Hynix to Boost Chip Production in China
By Kim Yoo-chul
Staff Reporter
Hynix Semiconductor, the world’s No. 2 manufacturer of dynamic random access memory (DRAM) chips after Samsung Electronics, said Tuesday that it will invest 1.5 to 2 trillion won in its plant in China to boost DRAM production.
``We will invest up to 2 trillion won before the third quarter of this year to boost production of 12-inch (300mm) wafers at our Wuxi factory’s C2 line,’’ Kim Jung-soo, head of the company’s investor relations team, told The Korea Times.
``Through the investment, we will increase the portion of DRAM chips to between 55 percent and 60 percent of the total from China as the monthly output capacity from the line will rise to more than 120,000 from the current some 100,000,’’ Kim added.
Hynix said at its fourth-quarter earnings conference that it will invest 3.6 trillion won this year to upgrade factory facilities and sharpen production of more profitable NAND chips. NAND chips are commonly used in high-end electronics gadgets such as car navigation systems and MP3 players, while DRAMs are used in PCs.

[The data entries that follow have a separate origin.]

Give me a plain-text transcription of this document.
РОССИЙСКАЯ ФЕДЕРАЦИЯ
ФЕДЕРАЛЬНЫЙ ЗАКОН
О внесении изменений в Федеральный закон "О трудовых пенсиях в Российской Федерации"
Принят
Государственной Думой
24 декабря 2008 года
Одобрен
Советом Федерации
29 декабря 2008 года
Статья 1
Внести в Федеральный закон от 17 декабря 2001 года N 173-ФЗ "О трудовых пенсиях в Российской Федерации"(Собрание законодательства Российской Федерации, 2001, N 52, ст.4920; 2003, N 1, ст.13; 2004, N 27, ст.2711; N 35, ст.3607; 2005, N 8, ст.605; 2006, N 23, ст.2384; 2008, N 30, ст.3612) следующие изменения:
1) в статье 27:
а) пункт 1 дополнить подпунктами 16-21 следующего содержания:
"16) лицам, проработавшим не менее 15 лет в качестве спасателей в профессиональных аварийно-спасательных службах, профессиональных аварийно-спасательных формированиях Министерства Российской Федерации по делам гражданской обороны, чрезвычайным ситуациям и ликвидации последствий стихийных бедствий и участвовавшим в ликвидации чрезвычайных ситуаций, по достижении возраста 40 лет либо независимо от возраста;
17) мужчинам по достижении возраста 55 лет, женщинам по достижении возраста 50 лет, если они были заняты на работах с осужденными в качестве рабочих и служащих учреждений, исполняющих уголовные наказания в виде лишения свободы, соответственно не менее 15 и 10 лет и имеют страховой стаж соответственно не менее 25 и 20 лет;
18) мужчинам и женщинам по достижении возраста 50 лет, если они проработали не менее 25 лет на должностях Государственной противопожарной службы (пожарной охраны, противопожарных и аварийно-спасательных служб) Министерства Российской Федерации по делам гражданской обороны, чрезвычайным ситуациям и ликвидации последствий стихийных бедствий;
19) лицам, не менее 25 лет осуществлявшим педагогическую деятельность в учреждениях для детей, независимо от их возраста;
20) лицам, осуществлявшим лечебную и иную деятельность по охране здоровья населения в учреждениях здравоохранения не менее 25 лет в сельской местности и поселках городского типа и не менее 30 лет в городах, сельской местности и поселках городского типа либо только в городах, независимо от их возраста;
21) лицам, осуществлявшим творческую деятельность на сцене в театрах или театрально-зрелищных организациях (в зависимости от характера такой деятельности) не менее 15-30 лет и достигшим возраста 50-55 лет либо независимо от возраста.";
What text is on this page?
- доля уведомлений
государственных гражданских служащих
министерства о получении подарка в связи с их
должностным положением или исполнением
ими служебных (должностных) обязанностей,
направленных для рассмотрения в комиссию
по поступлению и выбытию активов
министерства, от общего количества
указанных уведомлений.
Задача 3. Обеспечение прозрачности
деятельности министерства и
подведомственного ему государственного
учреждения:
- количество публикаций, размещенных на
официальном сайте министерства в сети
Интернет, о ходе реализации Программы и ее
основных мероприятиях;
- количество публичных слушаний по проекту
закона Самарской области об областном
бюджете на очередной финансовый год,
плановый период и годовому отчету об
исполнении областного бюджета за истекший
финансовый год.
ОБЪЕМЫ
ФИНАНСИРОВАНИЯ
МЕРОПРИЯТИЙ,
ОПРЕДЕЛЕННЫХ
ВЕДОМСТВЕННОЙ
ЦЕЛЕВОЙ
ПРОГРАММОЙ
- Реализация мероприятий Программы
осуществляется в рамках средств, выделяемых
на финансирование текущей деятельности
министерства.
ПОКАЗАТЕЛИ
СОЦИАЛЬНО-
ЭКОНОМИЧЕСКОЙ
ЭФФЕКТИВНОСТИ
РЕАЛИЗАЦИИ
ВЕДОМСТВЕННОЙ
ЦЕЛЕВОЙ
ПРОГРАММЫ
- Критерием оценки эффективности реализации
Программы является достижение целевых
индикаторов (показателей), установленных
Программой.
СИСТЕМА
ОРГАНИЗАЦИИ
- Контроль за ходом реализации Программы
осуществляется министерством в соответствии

``Other investments will go in the M11 line in Cheongju, North Chungcheong Province, with production set for the second half of this year to speed up the ongoing shift to NAND from DRAM chips as DRAM prices have plunged,’’ Kim said.
Asked about possible controversy over the leak of key technologies to its rivals, Kim ruled this out, saying Hynix has been strengthening overseas ties with its key partners.
The company is set to churn out a maximum of 30,000 DRAMs from the first quarter of this year in Taiwan after the Icheon-based chipmaker set up a strategic partnership with Taiwan-based ProMOS technology, the worlds’ No. 6 DRAM manufacturer, in November last year.
Hynix expects its shipments of DRAM chips to rise 55 to 60 percent this year in line with the market’s growth, while the company also forecasts its global NAND chip shipments grow 120 to 130 percent.
The company suffered a net loss of 465 billion won in the fourth quarter, the first since the fourth quarter of 2003 because its DRAM-focused business strategy virtually failed to overcome the supply glut in the chip industry.
``We will continue to challenge in the first quarter of this year even if weak prices persist,’’ Kwon Oh-chul, its chief of strategic planning office, said.
``We aim to cut costs by 35 percent in our DRAM business and 45 to 50 percent in the NAND business this year as the company moves to advanced chips,’’ he added.